Friday, March 29, 2013

India

"Discrimination: Expectant mothers carrying girls are less likely to give birth in hospital, take iron supplements and receive tetanus immunisation,"
Indian Women Are Victims of Discrimination before They Are Even Born as Baby Boys Get Better Medical Treatment before Birth
By Olivia Williams
The Daily Mail, March 28, 2013
"A survey of more than 30,000 Indians by Michigan State University and University of California has revealed that preferential treatment for men starts before they are even born. Women expecting boys were more likely to get prenatal medical appointments, take iron supplements, and receive vital tetanus shots. They were also more likely to deliver a son in a health-care facility, as opposed to at home. It is even still common practice to have an abortion based on the baby's sex in India, though it is illegal. When baby girls are carried to full term, they still face medical discrimination with serious long-term health consequences. Assistant professor Leah Lakdawala from MSU who carried out the research said: 'This type of discrimination, while not as severe as sex-selective abortion, is very important for children's well-being' Missing out on the Tetanus vaccinations is a particular worry as it is the main cause of newborn deaths in India. Babies whose mothers had not received a tetanus vaccination were more likely to be born underweight or die shortly after birth. The researchers compared the survey to other patriarchal nations such as China, Bangladesh and Pakistan and saw similar evidence of medical discrimination.
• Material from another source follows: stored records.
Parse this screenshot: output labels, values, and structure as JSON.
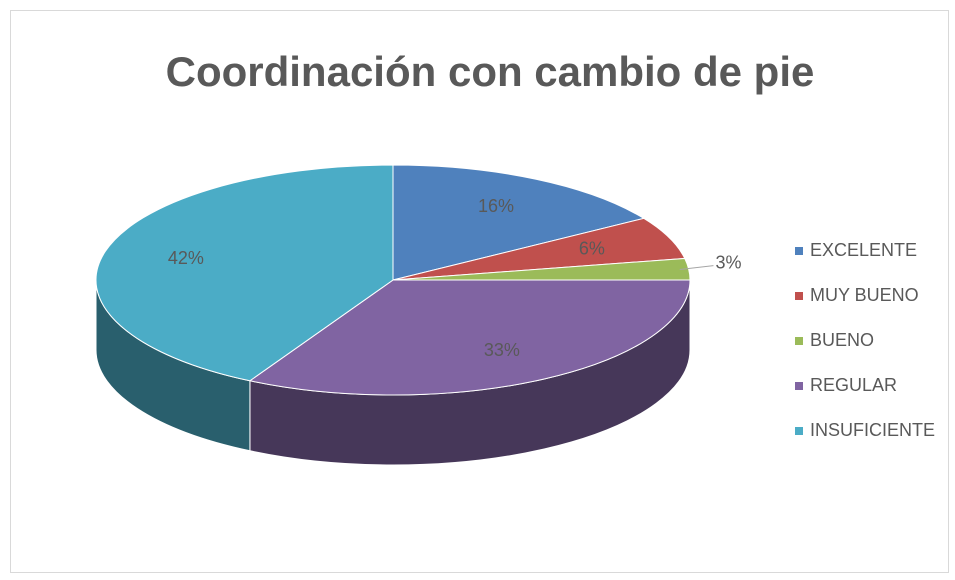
{
  "chart_data": {
    "type": "pie",
    "title": "Coordinación con cambio de pie",
    "categories": [
      "EXCELENTE",
      "MUY BUENO",
      "BUENO",
      "REGULAR",
      "INSUFICIENTE"
    ],
    "values": [
      16,
      6,
      3,
      33,
      42
    ],
    "value_labels": [
      "16%",
      "6%",
      "3%",
      "33%",
      "42%"
    ],
    "colors": [
      "#4f81bd",
      "#c0504d",
      "#9bbb59",
      "#8064a2",
      "#4bacc6"
    ],
    "legend": "right"
  }
}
This could mean that girls are already at a serious disadvantage when they are born. 'We know that children born at higher birth weights go to school for longer periods and have higher wages as adults, so the future implications here are serious,' Lakdawala said.
The study was published in the Journal of Human Resources."
[n.b. This is the complete text of the dispatch. Thanks to Jo Jones for bringing this source to my attention.]

Monday, March 11, 2013

Syria

"Bodies revealed by the Queiq river's receding waters." (Thomas Rassloff/EPA)
Syria: The Story behind One of the Most Shocking Images of the War
By Martin Chulov
The Guardian, March 11, 2013
"It is already one of the defining images of the Syrian civil war: a line of bodies at neatly spaced intervals lying on a river bed in the heart of Syria’s second city Aleppo. All 110 victims have been shot in the head, their hands bound with plastic ties behind their back. Their brutal execution only became apparent when the winter high waters of the Queiq river, which courses through the no man’s land between the opposition-held east of the city and the regime-held west, subsided in January. It's a picture that raises so many questions: who were these men? How did they die? Why? What does their story tell us about the wretched disintegration of Syria? A Guardian investigation has established a grisly narrative behind the worst -- and most visible -- massacre to have taken place here. All the men were from neighbourhoods in the eastern rebel-held part of Aleppo. Most were men of working age. Many disappeared at regime checkpoints. They may not be the last to be found. Locals have since dropped a grate from a bridge, directly over an eddy in the river. Corpses were still arriving 10 days after the original discovery on January 29, washed downstream by currents flushed by winter rains. Just after dawn on 29 January, a car pulled up outside a school being used as a rebel base in the Aleppo suburb of Bustan al-Qasr with news of the massacre. Since then a painstaking task to identify the victims and establish how they died has been inching forwards. The victims, many without names, were mostly buried within three days -- 48 hours longer than social custom dictates, to allow for their families to claim them. Ever since, relatives have been arriving to identify the dead from photographs taken by the rescuers.

Friday, March 8, 2013

Female Infanticide / India

A Fight to Save Baby Girls in India
By Kamala Thiagarajan
The New York Times, March 7, 2013
"Back in the 1980s, this rural patch of the southern state of Tamil Nadu had the dubious distinction of the worst reputation for 'gendercide,' or murder of unwanted baby girls, in India. There were no official statistics, of course. Just as no one keeps a tally of how middle-class Indians today use scans to determine a baby's sex and whether to abort a female fetus, the child deaths in the Usilampatti region, home to about 85,000 people, were whispered about, not totaled. Often, births were unregistered, conducted by a village midwife who would then also kill unwanted girls. This was done quite openly -- and prompted Valli Annamalai, head of the Mother and Child Welfare Project, an initiative of the Tamil Nadu state branch of the nongovernmental Indian Council for Child Welfare, to act. She started by trying to grasp the size of the problem. Council statistics suggest that, in 1990, there were as many as 200 unaccounted-for infant deaths, all of girls, in this region. 'Girls were considered a burden and a liability in these parts,' she recalled during a recent visit to a council center in the village of Pannaipatti. Raising economic prospects 'was the only way to stop the mindless violence and discrimination.' One way to improve women's lot, she said, was to care for infants and thus allow mothers to return to their work -- mostly toil in the fields of this spottily fertile region, where women have been second-class for centuries.